Talmassons, come Bertiolo, stava sotto quella pieve e potè staccarsi solo nel 1339 quando il paese fu dato in feudo al nobile cividalese Corardo Bojani. Era Flambro, insomma che comandava e viveva protetta da una "cortina" in prossimità della chiesa di Santa Maria annunziata fino al 1346 quando fu distrutta, mentre Talmassons, come il resto dei paesi della zona, subì tutte le angerie delle invasioni turche, la più grave fu quella del 1477 che cancellò per sempre l'abitato di Sanvidotto. È curioso ricordare che, nonostante la distruzione, la comunità continuò a sopravvivere virtualmente fino al 1806 con assemblee periodiche degli abitanti per l'amministrazione della chiesa di Sant'Antonio (esistente) e dell'annessa confraternita.

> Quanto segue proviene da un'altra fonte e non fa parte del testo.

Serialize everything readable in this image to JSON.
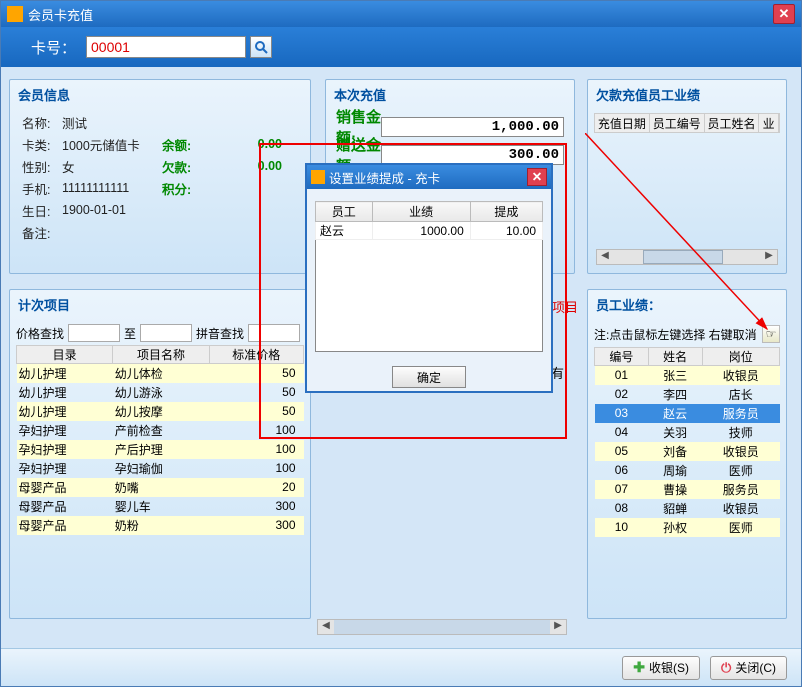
{
  "window": {
    "title": "会员卡充值"
  },
  "cardRow": {
    "label": "卡号：",
    "value": "00001"
  },
  "memberPanel": {
    "title": "会员信息",
    "rows": [
      {
        "k": "名称:",
        "v": "测试"
      },
      {
        "k": "卡类:",
        "v": "1000元储值卡"
      },
      {
        "k": "性别:",
        "v": "女"
      },
      {
        "k": "手机:",
        "v": "11111111111"
      },
      {
        "k": "生日:",
        "v": "1900-01-01"
      },
      {
        "k": "备注:",
        "v": ""
      }
    ],
    "extras": [
      {
        "k": "余额:",
        "v": "0.00"
      },
      {
        "k": "欠款:",
        "v": "0.00"
      },
      {
        "k": "积分:",
        "v": ""
      }
    ]
  },
  "rechargePanel": {
    "title": "本次充值",
    "rows": [
      {
        "label": "销售金额:",
        "value": "1,000.00"
      },
      {
        "label": "赠送金额:",
        "value": "300.00"
      }
    ]
  },
  "owedPanel": {
    "title": "欠款充值员工业绩",
    "headers": [
      "充值日期",
      "员工编号",
      "员工姓名",
      "业"
    ]
  },
  "countPanel": {
    "title": "计次项目",
    "search": {
      "priceLabel": "价格查找",
      "to": "至",
      "pinyinLabel": "拼音查找"
    },
    "headers": [
      "目录",
      "项目名称",
      "标准价格"
    ],
    "rows": [
      {
        "dir": "幼儿护理",
        "name": "幼儿体检",
        "price": "50"
      },
      {
        "dir": "幼儿护理",
        "name": "幼儿游泳",
        "price": "50"
      },
      {
        "dir": "幼儿护理",
        "name": "幼儿按摩",
        "price": "50"
      },
      {
        "dir": "孕妇护理",
        "name": "产前检查",
        "price": "100"
      },
      {
        "dir": "孕妇护理",
        "name": "产后护理",
        "price": "100"
      },
      {
        "dir": "孕妇护理",
        "name": "孕妇瑜伽",
        "price": "100"
      },
      {
        "dir": "母婴产品",
        "name": "奶嘴",
        "price": "20"
      },
      {
        "dir": "母婴产品",
        "name": "婴儿车",
        "price": "300"
      },
      {
        "dir": "母婴产品",
        "name": "奶粉",
        "price": "300"
      }
    ]
  },
  "midText1": "次项目",
  "midText2": "有",
  "empPanel": {
    "title": "员工业绩：",
    "note": "注:点击鼠标左键选择 右键取消",
    "headers": [
      "编号",
      "姓名",
      "岗位"
    ],
    "rows": [
      {
        "no": "01",
        "name": "张三",
        "pos": "收银员",
        "sel": false
      },
      {
        "no": "02",
        "name": "李四",
        "pos": "店长",
        "sel": false
      },
      {
        "no": "03",
        "name": "赵云",
        "pos": "服务员",
        "sel": true
      },
      {
        "no": "04",
        "name": "关羽",
        "pos": "技师",
        "sel": false
      },
      {
        "no": "05",
        "name": "刘备",
        "pos": "收银员",
        "sel": false
      },
      {
        "no": "06",
        "name": "周瑜",
        "pos": "医师",
        "sel": false
      },
      {
        "no": "07",
        "name": "曹操",
        "pos": "服务员",
        "sel": false
      },
      {
        "no": "08",
        "name": "貂蝉",
        "pos": "收银员",
        "sel": false
      },
      {
        "no": "10",
        "name": "孙权",
        "pos": "医师",
        "sel": false
      }
    ]
  },
  "modal": {
    "title": "设置业绩提成 - 充卡",
    "headers": [
      "员工",
      "业绩",
      "提成"
    ],
    "rows": [
      {
        "emp": "赵云",
        "perf": "1000.00",
        "comm": "10.00"
      }
    ],
    "confirm": "确定"
  },
  "footer": {
    "checkout": "收银(S)",
    "close": "关闭(C)"
  }
}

L'importanza di Flambro è tutt'ora testimoniata dai toponimi: c'è una piccola apparentemente insignificante via Dolè, nella frazione, che nasconde un'importanza storica notevole. È la contrazione del toponimo via d'Aulee, sicuramente via d'Aquileia, cioè la strada che, partendo da Flambro, conducevano al centro più forte dell'epoca romana. Le vicende storiche portarono Flambro (che apparteneva al territorio di Belgrado), prima ai patriarchi di Aquileia, con l'atto di donazione di papa Alessandro III del 1174, quindi alla Contea di Gorizia nel 1258 finchè la morte senza successori di Leonardo, ultimo conte, nell'anno 1500, diede occasione all'imperatore Massimiliano d'Austria di inglobarne le terre, nonostante le ferree proteste della Repubblica Serenissima che nel frattempo era subentrata al Patriarcato. Venezia dovrà attendere poco, il 1512, per acquisire la contea di Belgrado e quindi anche Flambro che verrà donata alla famiglia Savorgnan per i servizi prestati in particolare nella difesa di Osoppo contro il conte Frangipane alleato all'Austria.
A Flambro i Savorgnan, oltre a ricostruire la cortina difensiva smantellata nel 1346, trasformano la villa già esistente in luogo di ozi, delizie, convegni e banchetti.
Dal suo portone parte una strada tutt'ora esistente anche se ormai poco praticata, che arrivava direttamente fino a Udine. Nel 1797 c'è il trattato di Campodormido e Talmassons finisce sotto l'Austria dove rimane fino al 1866 quando il territorio diventa italiano. L'ultimo grande fatto storico avviene, ancora a Flambro, alla fine di ottobre del 1917: per proteggere la ritirata delle truppe italiane dopo la disfatta di Caporetto, nei pressi della chiesetta di San Giovanni sulla napoleonica si immola un intero reparto di granatieri di Sardegna comandati del colonnello Emidio Spinucci cui è dedicata sia la via che dalla chiesa conduce all'abitato sia la vecchia scuola elementare ora dismessa. L'ultima domenica di ottobre, ogni anno, i granatieri tengono lì una cerimonia commemorativa. Negli ultimi 2 secoli, godendo di relativa tranquillità, Talmassons, ha potuto partorire serenamente alcuni tra i maggiori ingegni friulani, compresi un paio di veri e propri eroi anche se in campi diversi.
Valentino Cossio fu tra i Mille che seguirono Giuseppe Garibaldi da Quarto a Volturno nel 1960, Annibale Frossi fece parte della squadra di calcio bicampione del mondo nel 1934 e nel 1938 e fu capitano di quella che vinse la medaglia d'oro alle Olimpiadi di Berlino del 1936. Altri grossi nomi ebbero dimora qui: Pacifico Valussi, uomo dagli interessi molteplici, politico, patriota con Daniele Manin alla difesa di Venezia e antesignano del giornalismo friulano, padre Cornelio Fabro, tra i più insigni filosofi e teologi del Novecento e, perché no, anche Giacomo Bonutti, figura popolare dall'arguzia leggendaria passato alla storia come Jacun dai Geis.